Bill Bergen, the newly-appointed board chair, agreed. His aim is to facilitate investment in regionally relevant businesses, adding it’s a question of working to get entrepreneurs to stay and build businesses relevant to the south island.

“It doesn’t matter whether it’s agriculture, marine services, ship building, ocean sciences, or even services and innovations for aging populations. These are all markets that are very important to us but the key is to facilitate businesses that give us a local capability coupled with a global opportunity,” said Bergen.

Bergen added it’s important that 10 of the region’s 13 municipalities have signed on for a five-year commitment to the project, pointing out it’s very difficult for any municipality to compete for provincial or federal funds for economic development. He noted the City of Victoria has a population of about 75,000 and tends to be considered alongside other municipalities with similar populations when competing for those funds.

“The truth is we are actually a population of 350,000 and it doesn’t matter which of the municipalities experiences the development of a new business. We all benefit from that situation. The prosperity of one community benefits them all,” said Bergen.

Although some municipalities, including Langford, have not yet signed on to the new initiative, Bergen maintained the project’s focus isn’t on total inclusion of all municipalities. He said those municipalities who have declined membership will still benefit from the group’s efforts and, once they see the success of the project, may reconsider their position.
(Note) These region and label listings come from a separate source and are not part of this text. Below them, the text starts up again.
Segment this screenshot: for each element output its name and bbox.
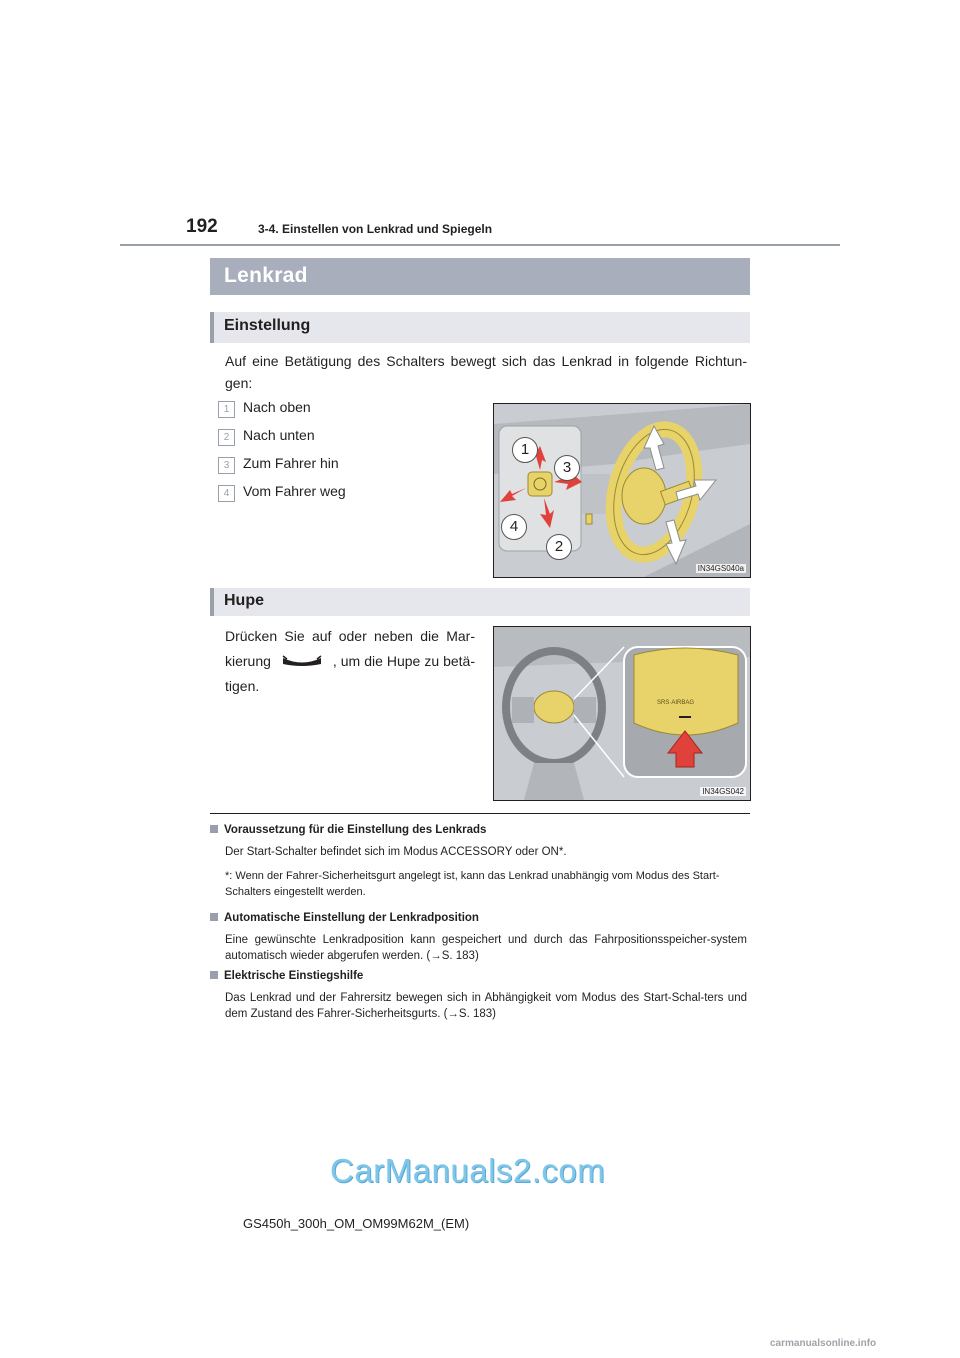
footer-code: GS450h_300h_OM_OM99M62M_(EM) <box>243 1216 470 1231</box>
note-heading <box>210 970 363 982</box>
note-heading <box>210 824 486 836</box>
item-label: Nach unten <box>243 427 315 443</box>
item-number: 1 <box>218 401 235 418</box>
item-label: Zum Fahrer hin <box>243 455 339 471</box>
note-body: Das Lenkrad und der Fahrersitz bewegen sich in Abhängigkeit vom Modus des Start-Schal-ters und dem Zustand des Fahrer-Sicherheitsgurts. (→S. 183) <box>225 992 747 1020</box>
callout-2: 2 <box>546 534 572 560</box>
horn-figure <box>493 626 751 801</box>
note-heading-text: Automatische Einstellung der Lenkradposition <box>224 912 479 924</box>
steering-adjustment-figure <box>493 403 751 578</box>
note-bullet <box>210 971 218 979</box>
section-title-bar <box>210 258 750 295</box>
note-heading-text: Elektrische Einstiegshilfe <box>224 970 364 982</box>
item-number: 4 <box>218 485 235 502</box>
note-heading <box>210 912 479 924</box>
watermark: CarManuals2.com <box>330 1152 606 1189</box>
einstellung-heading-bar <box>210 312 750 343</box>
page-number: 192 <box>186 216 218 237</box>
heading-stripe <box>210 312 214 343</box>
callout-4: 4 <box>501 514 527 540</box>
einstellung-intro: Auf eine Betätigung des Schalters bewegt sich das Lenkrad in folgende Richtun-gen: <box>225 353 747 391</box>
item-number: 3 <box>218 457 235 474</box>
horn-text-before: Drücken Sie auf oder neben die Mar-kierung <box>225 628 475 669</box>
horn-icon <box>281 654 323 668</box>
note-heading-text: Voraussetzung für die Einstellung des Lenkrads <box>224 824 487 836</box>
einstellung-heading: Einstellung <box>224 317 311 334</box>
note-bullet <box>210 913 218 921</box>
bottom-watermark: carmanualsonline.info <box>770 1338 877 1349</box>
note-body: Der Start-Schalter befindet sich im Modus ACCESSORY oder ON*. <box>225 846 567 858</box>
note-bullet <box>210 825 218 833</box>
heading-stripe <box>210 588 214 616</box>
airbag-label: SRS·AIRBAG <box>657 700 695 706</box>
horn-instruction <box>225 624 475 699</box>
callout-1: 1 <box>512 437 538 463</box>
item-label: Nach oben <box>243 399 311 415</box>
hupe-heading: Hupe <box>224 592 264 609</box>
item-label: Vom Fahrer weg <box>243 483 346 499</box>
horn-text-after: , um die Hupe zu betä-tigen. <box>225 653 475 694</box>
figure-code: IN34GS042 <box>702 787 744 796</box>
header-rule <box>120 244 840 246</box>
horn-illustration <box>494 627 750 800</box>
footnote: *: Wenn der Fahrer-Sicherheitsgurt angelegt ist, kann das Lenkrad unabhängig vom Modus des Start-Schalters eingestellt werden. <box>225 870 720 898</box>
figure-code: IN34GS040a <box>697 564 744 573</box>
item-number: 2 <box>218 429 235 446</box>
callout-3: 3 <box>554 455 580 481</box>
steering-illustration <box>494 404 750 577</box>
chapter-title: 3-4. Einstellen von Lenkrad und Spiegeln <box>258 222 493 236</box>
section-title: Lenkrad <box>224 264 308 287</box>
hupe-heading-bar <box>210 588 750 616</box>
note-body: Eine gewünschte Lenkradposition kann gespeichert und durch das Fahrpositionsspeicher-system automatisch wieder abgerufen werden. (→S. 183) <box>225 934 747 962</box>
notes-rule <box>210 813 750 814</box>
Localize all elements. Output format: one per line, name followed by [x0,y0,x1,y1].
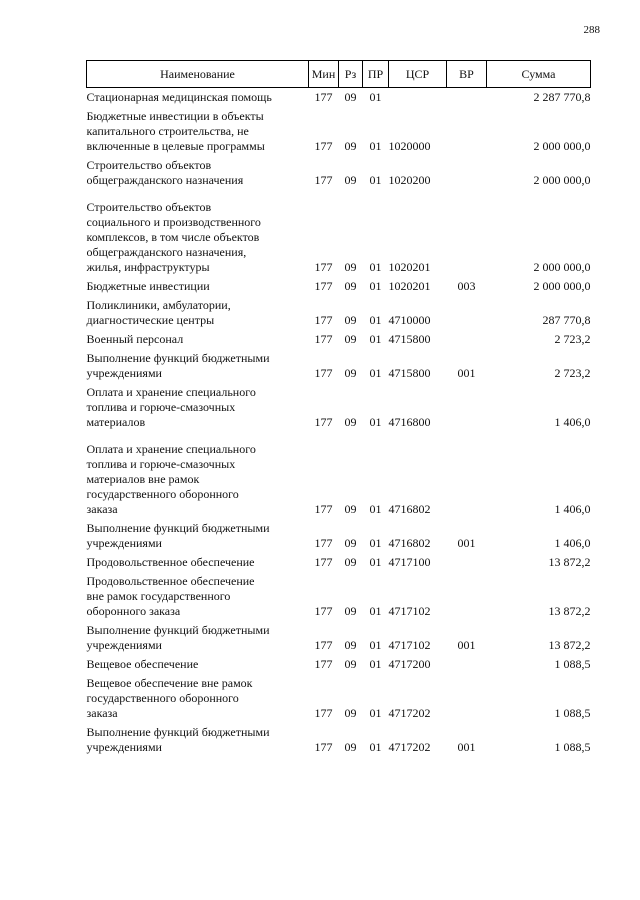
cell-pr: 01 [369,502,382,516]
cell-csr: 1020000 [388,139,431,153]
cell-sum: 13 872,2 [548,638,591,652]
header-csr: ЦСР [389,61,447,88]
cell-rz: 09 [344,366,357,380]
cell-sum: 2 000 000,0 [533,260,591,274]
table-row [87,277,591,296]
table-row [87,723,591,757]
cell-min: 177 [314,415,333,429]
table-row [87,296,591,330]
cell-pr: 01 [369,657,382,671]
cell-name: Бюджетные инвестиции [86,279,210,293]
cell-csr: 4710000 [388,313,431,327]
cell-pr: 01 [369,706,382,720]
cell-vr: 001 [457,536,476,550]
cell-sum: 2 723,2 [554,332,591,346]
cell-rz: 09 [344,90,357,104]
page-number: 288 [583,24,600,36]
cell-csr: 4715800 [388,366,431,380]
cell-name: Вещевое обеспечение вне рамок государственного оборонного заказа [86,676,253,720]
cell-csr: 4715800 [388,332,431,346]
cell-name: Выполнение функций бюджетными учреждениями [86,623,270,652]
table-row [87,330,591,349]
header-name: Наименование [87,61,309,88]
cell-min: 177 [314,536,333,550]
cell-sum: 1 406,0 [554,502,591,516]
cell-csr: 1020200 [388,173,431,187]
cell-vr [447,674,487,723]
cell-name: Стационарная медицинская помощь [86,90,272,104]
cell-rz: 09 [344,638,357,652]
cell-csr: 4716802 [388,502,431,516]
cell-rz: 09 [344,740,357,754]
cell-min: 177 [314,260,333,274]
cell-name: Выполнение функций бюджетными учреждениями [86,725,270,754]
cell-pr: 01 [369,536,382,550]
cell-min: 177 [314,90,333,104]
cell-sum: 2 000 000,0 [533,139,591,153]
cell-csr: 4716800 [388,415,431,429]
cell-rz: 09 [344,260,357,274]
cell-name: Строительство объектов общегражданского назначения [86,158,244,187]
cell-sum: 2 287 770,8 [533,90,591,104]
table-body [87,88,591,758]
cell-vr [447,156,487,190]
cell-min: 177 [314,139,333,153]
cell-rz: 09 [344,139,357,153]
header-sum: Сумма [487,61,591,88]
cell-vr [447,432,487,519]
cell-min: 177 [314,657,333,671]
cell-pr: 01 [369,90,382,104]
cell-vr [447,572,487,621]
cell-pr: 01 [369,638,382,652]
table-row [87,621,591,655]
cell-sum: 1 406,0 [554,415,591,429]
cell-csr: 1020201 [388,279,431,293]
cell-min: 177 [314,366,333,380]
table-row [87,156,591,190]
cell-csr: 1020201 [388,260,431,274]
cell-min: 177 [314,638,333,652]
cell-name: Строительство объектов социального и производственного комплексов, в том числе объектов общегражданского назначения, жилья, инфраструктуры [86,200,261,274]
cell-vr [447,330,487,349]
cell-name: Продовольственное обеспечение [86,555,255,569]
cell-sum: 1 088,5 [554,740,591,754]
cell-sum: 2 000 000,0 [533,279,591,293]
cell-min: 177 [314,313,333,327]
cell-csr: 4717102 [388,638,431,652]
cell-name: Выполнение функций бюджетными учреждениями [86,521,270,550]
cell-min: 177 [314,604,333,618]
table-row [87,572,591,621]
cell-rz: 09 [344,173,357,187]
header-pr: ПР [363,61,389,88]
table-row [87,519,591,553]
cell-csr: 4716802 [388,536,431,550]
table-row [87,190,591,277]
cell-vr: 001 [457,366,476,380]
cell-vr: 001 [457,740,476,754]
cell-csr: 4717100 [388,555,431,569]
table-row [87,88,591,108]
cell-name: Вещевое обеспечение [86,657,199,671]
cell-min: 177 [314,279,333,293]
cell-csr: 4717202 [388,740,431,754]
cell-name: Бюджетные инвестиции в объекты капитального строительства, не включенные в целевые программы [86,109,265,153]
cell-rz: 09 [344,555,357,569]
cell-pr: 01 [369,366,382,380]
cell-csr: 4717200 [388,657,431,671]
header-rz: Рз [339,61,363,88]
cell-sum: 1 406,0 [554,536,591,550]
cell-rz: 09 [344,313,357,327]
table-row [87,349,591,383]
cell-pr: 01 [369,260,382,274]
table-header-row [87,61,591,88]
cell-name: Оплата и хранение специального топлива и горюче-смазочных материалов вне рамок государственного оборонного заказа [86,442,256,516]
cell-name: Поликлиники, амбулатории, диагностические центры [86,298,231,327]
table-row [87,383,591,432]
cell-name: Оплата и хранение специального топлива и горюче-смазочных материалов [86,385,256,429]
cell-csr: 4717102 [388,604,431,618]
cell-name: Выполнение функций бюджетными учреждениями [86,351,270,380]
cell-pr: 01 [369,173,382,187]
cell-name: Продовольственное обеспечение вне рамок государственного оборонного заказа [86,574,255,618]
cell-min: 177 [314,555,333,569]
cell-vr [447,88,487,108]
cell-sum: 13 872,2 [548,604,591,618]
cell-vr [447,296,487,330]
cell-name: Военный персонал [86,332,184,346]
header-min: Мин [309,61,339,88]
cell-rz: 09 [344,502,357,516]
cell-min: 177 [314,706,333,720]
cell-min: 177 [314,740,333,754]
cell-pr: 01 [369,604,382,618]
cell-pr: 01 [369,313,382,327]
table-row [87,107,591,156]
table-row [87,674,591,723]
cell-vr [447,190,487,277]
table-row [87,655,591,674]
cell-csr: 4717202 [388,706,431,720]
cell-sum: 2 723,2 [554,366,591,380]
cell-sum: 2 000 000,0 [533,173,591,187]
budget-table [86,60,591,757]
cell-pr: 01 [369,555,382,569]
cell-rz: 09 [344,536,357,550]
cell-rz: 09 [344,332,357,346]
cell-vr [447,655,487,674]
cell-min: 177 [314,173,333,187]
cell-pr: 01 [369,740,382,754]
cell-sum: 1 088,5 [554,657,591,671]
table-row [87,432,591,519]
cell-rz: 09 [344,657,357,671]
cell-rz: 09 [344,604,357,618]
header-vr: ВР [447,61,487,88]
cell-vr [447,553,487,572]
cell-pr: 01 [369,332,382,346]
cell-rz: 09 [344,706,357,720]
cell-pr: 01 [369,415,382,429]
cell-vr [447,107,487,156]
cell-min: 177 [314,332,333,346]
cell-sum: 1 088,5 [554,706,591,720]
cell-sum: 13 872,2 [548,555,591,569]
cell-min: 177 [314,502,333,516]
cell-vr: 001 [457,638,476,652]
cell-sum: 287 770,8 [542,313,591,327]
table-row [87,553,591,572]
cell-vr: 003 [457,279,476,293]
cell-csr [389,88,447,108]
cell-vr [447,383,487,432]
cell-rz: 09 [344,279,357,293]
cell-pr: 01 [369,279,382,293]
cell-pr: 01 [369,139,382,153]
cell-rz: 09 [344,415,357,429]
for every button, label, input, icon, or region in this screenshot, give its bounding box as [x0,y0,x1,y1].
For the moment, the group’s focus is on engaging with private businesses in the member municipalities and opening a productive dialogue with other First Nations in the region.

De Rosenroll said the group will also be working with all its members to develop a five-year-plan for the execution of the group’s economic sector strategies.

“It’s important that we act as a catalyst for economic change and that our work with the local economy reflects the culture and values of the community,” she said.

Core funding for the new organization flows from all of the members of the project — funding that will enable the group to access federal programs such as the Western Economic Diversification Fund. Provincial funds will also be available, including the Investment Agriculture Foundation of B.C. In total, the project hopes to have a budget of $9 million by 2020.

De Rosenroll recently returned to her birthplace of Victoria after spending most of her professional life in Nova Scotia where she worked as the lead consultant to the province in their economic development initiatives. In 2013 she was recognized as one of Nova Scotia’s top 25 leaders under the age of 35.

Bergen arrived in Victoria less than three years ago after working 30 years as a leader and entrepreneur in the high-tech industry. Upon arriving in Victoria, he worked with a (business) incubator program at the University of Victoria where he was struck by the lack of investment in regionally relevant businesses.

“I think the fact that Emilie (de Rosenroll) and I are relatively new to the Island is a benefit. We’re not influenced by past efforts and their success or failure. We’re approaching this with a clean slate and are open to any ideas that lead fulfilling our project’s goals,” said Bergen.